From the moment the New York Cosmos announced their reformation in 2010, it's been treated as a given that the club would find its way back to MLS if it could get its finances together. In the meantime, they've struck a deal to join the second-tier NASL, starting play in 2013 with their home stadium on Hofstra's Long Island campus. But MLS's intention to add a second team to the New York area, after the moderate success of Chivas USA in Los Angeles, has long been a matter of faith.
These Cosmos may not be the spiritual descendants of the star-packed team that captured the country in the '70s, despite honorary positions for Pelé, Shep Messing, and Carlos Alberto. But they are the legal heirs. All rights to the Cosmos name were preserved by G. Peppe Pinton, the team's last general manager, who continued to operate youth clubs under the name. In late 2009, Pinton sold the rights to Paul Kemsley, a former Tottenham exec, but his ownership group couldn't successfully raise the funds to make a serious run at entering MLS. He was forced out in a messy divorce that involved lawsuits against him from all sides, and controlling shares in the franchise were sold again. This time to Saudi Arabian consortium Sela Sport, which could explain the unidentified Emirati high roller who is reported to be leading the charge to claim Queens. There's your $300 million.

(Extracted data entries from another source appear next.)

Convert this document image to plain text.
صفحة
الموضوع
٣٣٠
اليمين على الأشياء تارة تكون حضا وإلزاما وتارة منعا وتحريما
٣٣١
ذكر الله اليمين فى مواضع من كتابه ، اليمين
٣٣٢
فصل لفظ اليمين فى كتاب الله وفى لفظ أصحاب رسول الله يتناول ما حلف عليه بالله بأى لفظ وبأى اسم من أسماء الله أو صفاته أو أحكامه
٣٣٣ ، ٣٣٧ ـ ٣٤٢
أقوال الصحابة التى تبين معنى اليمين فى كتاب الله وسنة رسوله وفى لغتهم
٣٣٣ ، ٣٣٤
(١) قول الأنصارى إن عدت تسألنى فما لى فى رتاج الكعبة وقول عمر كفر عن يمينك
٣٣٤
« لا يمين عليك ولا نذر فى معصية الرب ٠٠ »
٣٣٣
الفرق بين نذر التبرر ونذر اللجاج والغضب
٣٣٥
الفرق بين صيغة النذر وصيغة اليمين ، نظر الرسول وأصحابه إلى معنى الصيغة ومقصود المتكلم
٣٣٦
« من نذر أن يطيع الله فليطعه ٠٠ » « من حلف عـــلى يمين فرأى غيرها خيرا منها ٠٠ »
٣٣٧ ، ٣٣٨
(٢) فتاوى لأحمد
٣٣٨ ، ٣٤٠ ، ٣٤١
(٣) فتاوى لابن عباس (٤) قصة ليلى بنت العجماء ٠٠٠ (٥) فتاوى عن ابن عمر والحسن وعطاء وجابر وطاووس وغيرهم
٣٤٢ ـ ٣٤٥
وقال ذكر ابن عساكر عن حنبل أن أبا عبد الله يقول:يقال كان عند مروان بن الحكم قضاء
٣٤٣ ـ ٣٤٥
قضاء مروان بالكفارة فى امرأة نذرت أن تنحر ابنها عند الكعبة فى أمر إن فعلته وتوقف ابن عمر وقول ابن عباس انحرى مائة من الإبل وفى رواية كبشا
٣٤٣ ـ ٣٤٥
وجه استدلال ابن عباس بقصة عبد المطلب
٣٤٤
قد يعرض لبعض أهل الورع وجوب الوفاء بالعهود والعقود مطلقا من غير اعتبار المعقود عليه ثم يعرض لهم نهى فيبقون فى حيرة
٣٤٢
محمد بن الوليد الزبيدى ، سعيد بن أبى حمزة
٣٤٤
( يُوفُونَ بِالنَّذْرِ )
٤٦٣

The Red Bulls have yet to comment on the prospect of a second team in the area, though an MLS spokesman reiterated the league's desire for a true geographic rival for the Red Bulls. I don't know about a rivalry—unless you want to drive smack across Manhattan, the two stadiums would be separated by three train rides and about two hours—but RBNY shouldn't have to worry about losing out on attendance. Corona, where 64 percent of residents claim Hispanic heritage, would probably provide a fan base demographically similar to Chivas USA's. Though the Cosmos name, and the fact that they would actually play in New York, would give the team a cachet that the MetroStars and RBNY were never quite been able to obtain. Aside from the small-but-hearty Empire Supporters Club, many MLS fans are fans of the idea of MLS itself, and may not have many qualms about jumping ship.
MLS is bullish on expansion, hoping to add franchises in Minneapolis, Miami, and Atlanta once a second team in New York is secured. Don Garber (who, it should be noted, was born and raised in Flushing) has already added nine teams to the league since becoming commissioner—and contracted two. That aggressiveness in expansion, and willingness to cut their losses if a situation isn't working, is exactly how a fledgling league ought to be run. Maybe the Cosmos won't be able to get it together. Maybe their absentee ownership will be no more functional than the last few groups to try and fail. But if that Cosmos name recognition is enough to get a stadium built, that's already a victory in most important battle. Once a soccer-specific stadium exists in Queens, there's no way local politicians would let it sit empty. Even if the Cosmos' return is as brief as their initial existence, their New York foothold will live on well after they're gone.